Once you get a list of DEGs, you can do whatever following analysis you can think of in any DE analysis. Functional enrichment analysis, for instance, is one of them. There are different tools for different gene function annotation databases. One of the most commonly used one is DAVID for enrichment analysis of different databases including Gene Ontology, KEGG pathways and so on. Another famous enrichment analysis is GSEA which considers the rank of genes annotated with certain functional category. In this case, the p-values obtained from the tests, for instance, can be used to do the ranking.

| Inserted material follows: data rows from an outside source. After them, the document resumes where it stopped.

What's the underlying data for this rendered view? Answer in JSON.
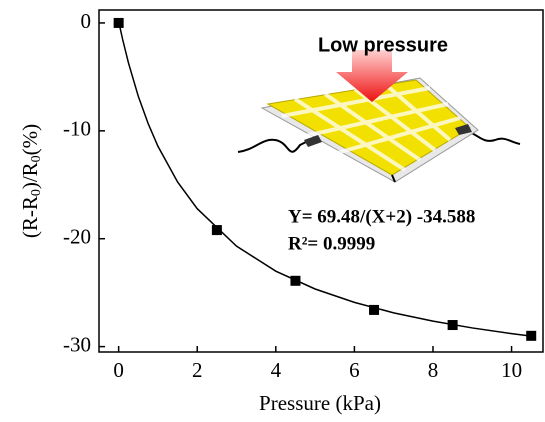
{
  "chart_data": {
    "type": "scatter",
    "x_label": "Pressure (kPa)",
    "y_label": [
      "(R-R",
      "0",
      ")/R",
      "0",
      "(%)"
    ],
    "x": [
      0,
      2.5,
      4.5,
      6.5,
      8.5,
      10.5
    ],
    "values": [
      0,
      -19.2,
      -23.9,
      -26.6,
      -28.0,
      -29.0
    ],
    "color": "#000000",
    "fit": {
      "x": [
        0,
        0.1,
        0.25,
        0.5,
        0.75,
        1,
        1.5,
        2,
        3,
        4,
        5,
        6,
        7,
        8,
        9,
        10,
        10.5
      ],
      "values": [
        0.15,
        -1.5,
        -3.71,
        -6.8,
        -9.32,
        -11.43,
        -14.74,
        -17.22,
        -20.69,
        -23.01,
        -24.66,
        -25.9,
        -26.87,
        -27.64,
        -28.27,
        -28.8,
        -29.03
      ]
    },
    "xlim": [
      -0.5,
      10.8
    ],
    "ylim": [
      -30.5,
      1.2
    ],
    "xticks": [
      0,
      2,
      4,
      6,
      8,
      10
    ],
    "yticks": [
      0,
      -10,
      -20,
      -30
    ],
    "annotations": [
      "Y= 69.48/(X+2) -34.588",
      "R²= 0.9999"
    ],
    "inset_label": "Low pressure"
  }
}
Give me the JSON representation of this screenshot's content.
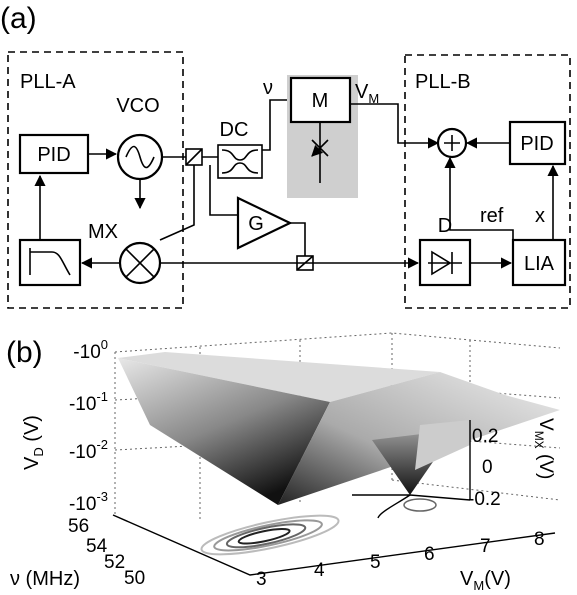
{
  "panel_a": {
    "label": "(a)",
    "pll_a": "PLL-A",
    "pll_b": "PLL-B",
    "pid_a": "PID",
    "vco": "VCO",
    "dc": "DC",
    "nu": "ν",
    "m": "M",
    "vm": {
      "main": "V",
      "sub": "M"
    },
    "mx": "MX",
    "g": "G",
    "d": "D",
    "ref": "ref",
    "x": "x",
    "lia": "LIA",
    "pid_b": "PID"
  },
  "panel_b": {
    "label": "(b)",
    "z_label": {
      "main": "V",
      "sub": "D",
      "unit": " (V)"
    },
    "z_ticks": [
      {
        "base": "-10",
        "exp": "0"
      },
      {
        "base": "-10",
        "exp": "-1"
      },
      {
        "base": "-10",
        "exp": "-2"
      },
      {
        "base": "-10",
        "exp": "-3"
      }
    ],
    "y_label": "ν (MHz)",
    "y_ticks": [
      "56",
      "54",
      "52",
      "50"
    ],
    "x_label": {
      "main": "V",
      "sub": "M",
      "unit": "(V)"
    },
    "x_ticks": [
      "3",
      "4",
      "5",
      "6",
      "7",
      "8"
    ],
    "inset_ticks": [
      "0.2",
      "0",
      "-0.2"
    ],
    "inset_label": {
      "main": "V",
      "sub": "MX",
      "unit": " (V)"
    }
  }
}
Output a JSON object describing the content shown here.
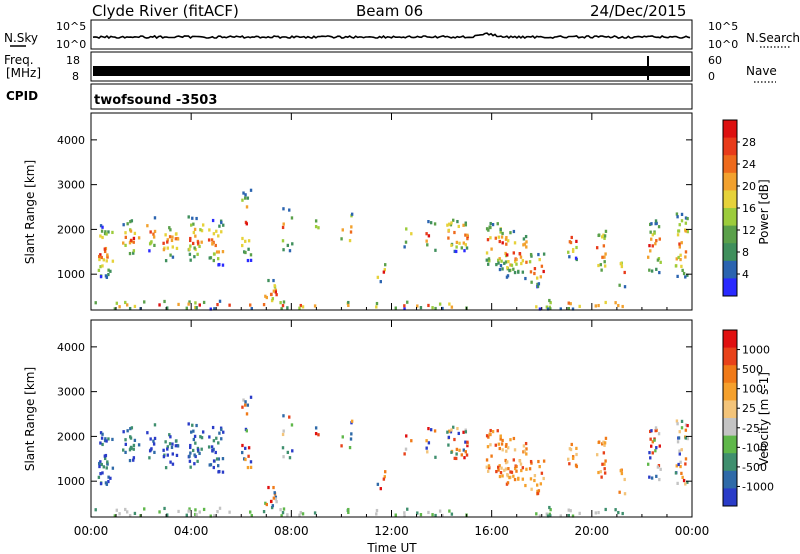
{
  "header": {
    "station": "Clyde River (fitACF)",
    "beam": "Beam 06",
    "date": "24/Dec/2015"
  },
  "top_panels": {
    "nsky_label": "N.Sky",
    "nsky_ticks": [
      "10^5",
      "10^0"
    ],
    "nsearch_label": "N.Search",
    "freq_label": "Freq.",
    "freq_unit": "[MHz]",
    "freq_ticks": [
      "18",
      "8"
    ],
    "nave_label": "Nave",
    "nave_ticks": [
      "60",
      "0"
    ],
    "cpid_label": "CPID",
    "cpid_value": "twofsound -3503"
  },
  "chart_data": [
    {
      "type": "heatmap",
      "name": "power",
      "ylabel": "Slant Range [km]",
      "xlabel": "",
      "y_ticks": [
        "1000",
        "2000",
        "3000",
        "4000"
      ],
      "ylim": [
        200,
        4600
      ],
      "x_ticks": [
        "00:00",
        "04:00",
        "08:00",
        "12:00",
        "16:00",
        "20:00",
        "00:00"
      ],
      "colorbar_label": "Power [dB]",
      "colorbar_ticks": [
        "4",
        "8",
        "12",
        "16",
        "20",
        "24",
        "28"
      ],
      "colorbar_colors": [
        "#2a2aff",
        "#2b64b0",
        "#3f8f5c",
        "#5aa04a",
        "#9ccc3c",
        "#e6d23a",
        "#f2a12e",
        "#ee6a1c",
        "#e83b1a",
        "#dd1010"
      ]
    },
    {
      "type": "heatmap",
      "name": "velocity",
      "ylabel": "Slant Range [km]",
      "xlabel": "Time UT",
      "y_ticks": [
        "1000",
        "2000",
        "3000",
        "4000"
      ],
      "ylim": [
        200,
        4600
      ],
      "x_ticks": [
        "00:00",
        "04:00",
        "08:00",
        "12:00",
        "16:00",
        "20:00",
        "00:00"
      ],
      "colorbar_label": "Velocity [m s-1]",
      "colorbar_ticks": [
        "1000",
        "500",
        "100",
        "25",
        "-25",
        "-100",
        "-500",
        "-1000"
      ],
      "colorbar_colors": [
        "#2a3cc8",
        "#2f6aa8",
        "#3f8f6e",
        "#5fb74a",
        "#c4c4c4",
        "#f3c47a",
        "#f5a02c",
        "#f07a18",
        "#e8421a",
        "#e01010"
      ]
    }
  ]
}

And the previous examples are only for the DE analysis on one cluster, the Cluster-0 ventral telencephalic neurons. In principle, we can apply the same analysis to all the clusters, or those clusters of your particular interest. It is also worth noting that for those tests which can take into account additional covariates to be controlled (e.g. DESeq2 and the GLM model), you may also do a global DE analysis by providing all the cells as the input meanwhile giving the cluster information as one covariate to control. In this case, you can generate one single DEG list while gaining statistical power as more cells being used; although with the drawback of lossing the capacity to know which DEGs may have the strongest effect in which cell types/states directly. But of course, you can then do analysis such as clustering the global DEGs based on their average expression in different clusters of different conditions to get such information in a different way. One just need to be creative, and in the end, you will for sure find the best to present the results that can be linked to the conclusions.